Start the vLLM server. The following example uses the facebook/opt-125m model, TP=1, and the maximum batch size 128.

VLLM_PROMPT_SEQ_BUCKET_MAX=128 VLLM_PROMPT_SEQ_BUCKET_MIN=128 \
python3 -m vllm.entrypoints.openai.api_server --port 8080 \
    --model "facebook/opt-125m" --tensor-parallel-size 1 \
    --max-num-seqs 128 --dtype bfloat16 \
    --max-model-len 256

Wait until the warm-up is completed and start profiling.
```
curl -X POST http://localhost:8080/start_profile
```

Send requests for profiling.

curl http://localhost:8080/v1/completions \
    -H "Content-Type: application/json" \
    -d '{
    "model": "facebook/opt-125m",
    "prompt": "San Francisco is a",
    "max_tokens": 7,
    "temperature": 0
}'

Stop profiling.

curl -X POST http://localhost:8080/stop_profile

Server Profiling with Multiple Requests¶

Disable hardware tracing to reduce the trace size. Skip this step if you want to collect the hardware traces.
```
hl-prof-config --use-template profile_api --hw-trace off
```
Set the output directory.
```
export VLLM_TORCH_PROFILER_DIR=/tmp
```

Start the vLLM server. The following example uses the facebook/opt-125m model, TP=1, and the maximum batch size 128.

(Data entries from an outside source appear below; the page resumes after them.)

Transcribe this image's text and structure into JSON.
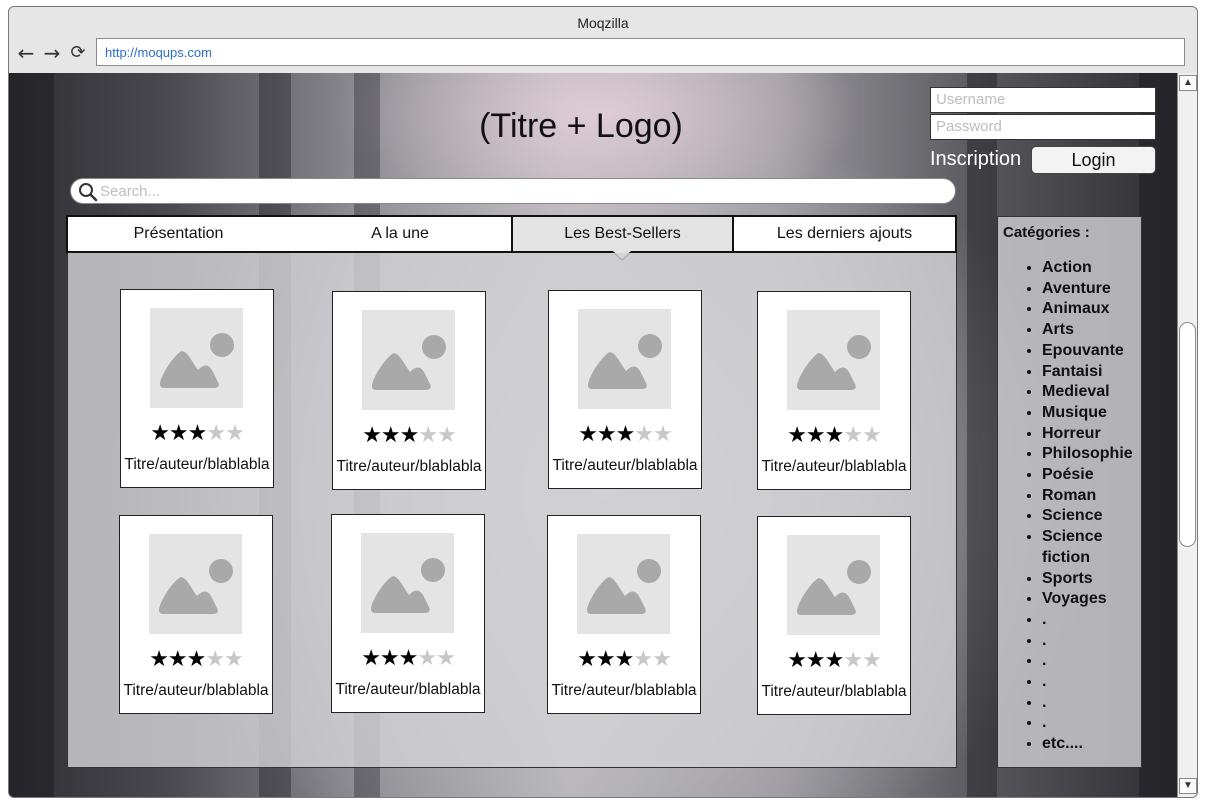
{
  "browser": {
    "title": "Moqzilla",
    "url": "http://moqups.com",
    "back_icon": "arrow-left-icon",
    "forward_icon": "arrow-right-icon",
    "reload_icon": "reload-icon"
  },
  "header": {
    "site_title": "(Titre + Logo)"
  },
  "login": {
    "username_placeholder": "Username",
    "password_placeholder": "Password",
    "inscription_label": "Inscription",
    "login_label": "Login"
  },
  "search": {
    "placeholder": "Search..."
  },
  "tabs": [
    {
      "label": "Présentation",
      "active": false
    },
    {
      "label": "A la une",
      "active": false
    },
    {
      "label": "Les Best-Sellers",
      "active": true
    },
    {
      "label": "Les derniers ajouts",
      "active": false
    }
  ],
  "books": [
    {
      "caption": "Titre/auteur/blablabla",
      "rating": 3,
      "max_rating": 5
    },
    {
      "caption": "Titre/auteur/blablabla",
      "rating": 3,
      "max_rating": 5
    },
    {
      "caption": "Titre/auteur/blablabla",
      "rating": 3,
      "max_rating": 5
    },
    {
      "caption": "Titre/auteur/blablabla",
      "rating": 3,
      "max_rating": 5
    },
    {
      "caption": "Titre/auteur/blablabla",
      "rating": 3,
      "max_rating": 5
    },
    {
      "caption": "Titre/auteur/blablabla",
      "rating": 3,
      "max_rating": 5
    },
    {
      "caption": "Titre/auteur/blablabla",
      "rating": 3,
      "max_rating": 5
    },
    {
      "caption": "Titre/auteur/blablabla",
      "rating": 3,
      "max_rating": 5
    }
  ],
  "categories": {
    "heading": "Catégories :",
    "items": [
      "Action",
      "Aventure",
      "Animaux",
      "Arts",
      "Epouvante",
      "Fantaisi",
      "Medieval",
      "Musique",
      "Horreur",
      "Philosophie",
      "Poésie",
      "Roman",
      "Science",
      "Science fiction",
      "Sports",
      "Voyages",
      ".",
      ".",
      ".",
      ".",
      ".",
      ".",
      "etc...."
    ]
  }
}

VLLM_PROMPT_SEQ_BUCKET_MAX=128 VLLM_PROMPT_SEQ_BUCKET_MIN=128 \
python3 -m vllm.entrypoints.openai.api_server --port 8080 \
    --model "facebook/opt-125m" --tensor-parallel-size 1 \
    --max-num-seqs 128 --dtype bfloat16 \
    --max-model-len 256

Install the datasets package.
```
pip install datasets
```

Send requests for profiling using the the vLLM serving.

vllm bench serve \
    --backend vllm \
    --model "facebook/opt-125m" \
    --port 8080 \
    --dataset-name "random" --random-input-len 128 --random-output-len 4 \
    --random-range-ratio 1.0 \
    --ignore-eos \
    --profile \
    --max-concurrency "4" \
    --request-rate "inf" \
    --num-prompts 4 \
    --percentile-metrics "ttft,tpot,itl,e2el"

Results¶

Performing this profiling results in generating a *.pt.trace.json.gz file that can be opened using Perfetto.

The file shows profiling of multiple prompts and decodes, where decode operations are measured, and host-side gaps between them can also be observed for analysis.